1. I fatti: la morte del paziente


Il figlio ed erede di una paziente di un ospedale conveniva in giudizio la struttura sanitaria dove era stata ricoverata la madre, che successivamente era morta dopo l’operazione subita, chiedendo il risarcimento dei danni subiti dalla congiunta.

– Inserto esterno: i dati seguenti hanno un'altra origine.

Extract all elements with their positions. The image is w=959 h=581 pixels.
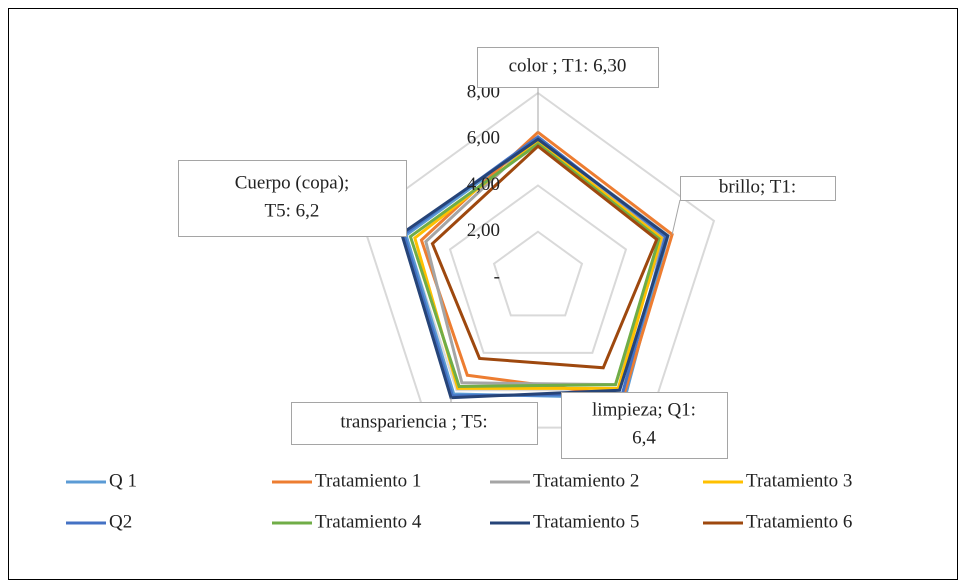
annotation: color ; T1: 6,30 [509,55,627,76]
legend-label: Tratamiento 6 [746,511,852,532]
annotation-box [178,160,407,237]
annotation: 6,4 [632,427,656,448]
legend-label: Q 1 [109,470,137,491]
annotation-box [477,47,659,88]
series-line [399,137,670,400]
legend-label: Tratamiento 3 [746,470,852,491]
annotation: limpieza; Q1: [592,399,696,420]
grid-ring [448,184,628,354]
annotation: T5: 6,2 [265,200,320,221]
annotation: brillo; T1: [719,176,796,197]
leader-line [671,199,681,235]
annotation: Cuerpo (copa); [235,172,349,193]
series-line [430,144,659,370]
annotation: transpariencia ; T5: [340,411,487,432]
tick-label: 6,00 [467,128,500,149]
grid-ring [492,230,584,317]
tick-label: 2,00 [467,220,500,241]
annotation-box [561,392,728,459]
annotation-box [680,176,836,201]
legend-label: Q2 [109,511,132,532]
annotation-box [291,402,538,445]
tick-label: - [494,266,500,287]
legend-label: Tratamiento 5 [533,511,639,532]
series-line [424,134,666,387]
chart-border [8,8,958,580]
legend-label: Tratamiento 4 [315,511,422,532]
legend-label: Tratamiento 2 [533,470,639,491]
tick-label: 4,00 [467,174,500,195]
series-line [408,141,661,389]
series-line [413,139,663,390]
legend-label: Tratamiento 1 [315,470,421,491]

In particolare, l’attore sosteneva che la madre si era presentata al Pronto Soccorso dell’ospedale convenuto a causa della nausea e del vomito persistenti. A seguito degli esami eseguiti presso il Pronto Soccorso, la paziente veniva ricoverata presso il reparto di Nefrologia, dove veniva riscontrata la presenza di un’ernia inguinale destra e alvo tendenzialmente stitico. Infine, quattro giorni dopo l’accesso al Pronto soccorso, a seguito di un fortissimo dolore addominale, veniva eseguita una radiografia addominale sulla paziente da cui emergeva la perforazione dell’intestino. Conseguentemente la paziente veniva trasferita nel reparto di chirurgia, dove veniva riscontrata una ernia crurale con rottura intestinale, e quindi sottoposta ad un intervento chirurgico, che però non evitava l’evento nefasto.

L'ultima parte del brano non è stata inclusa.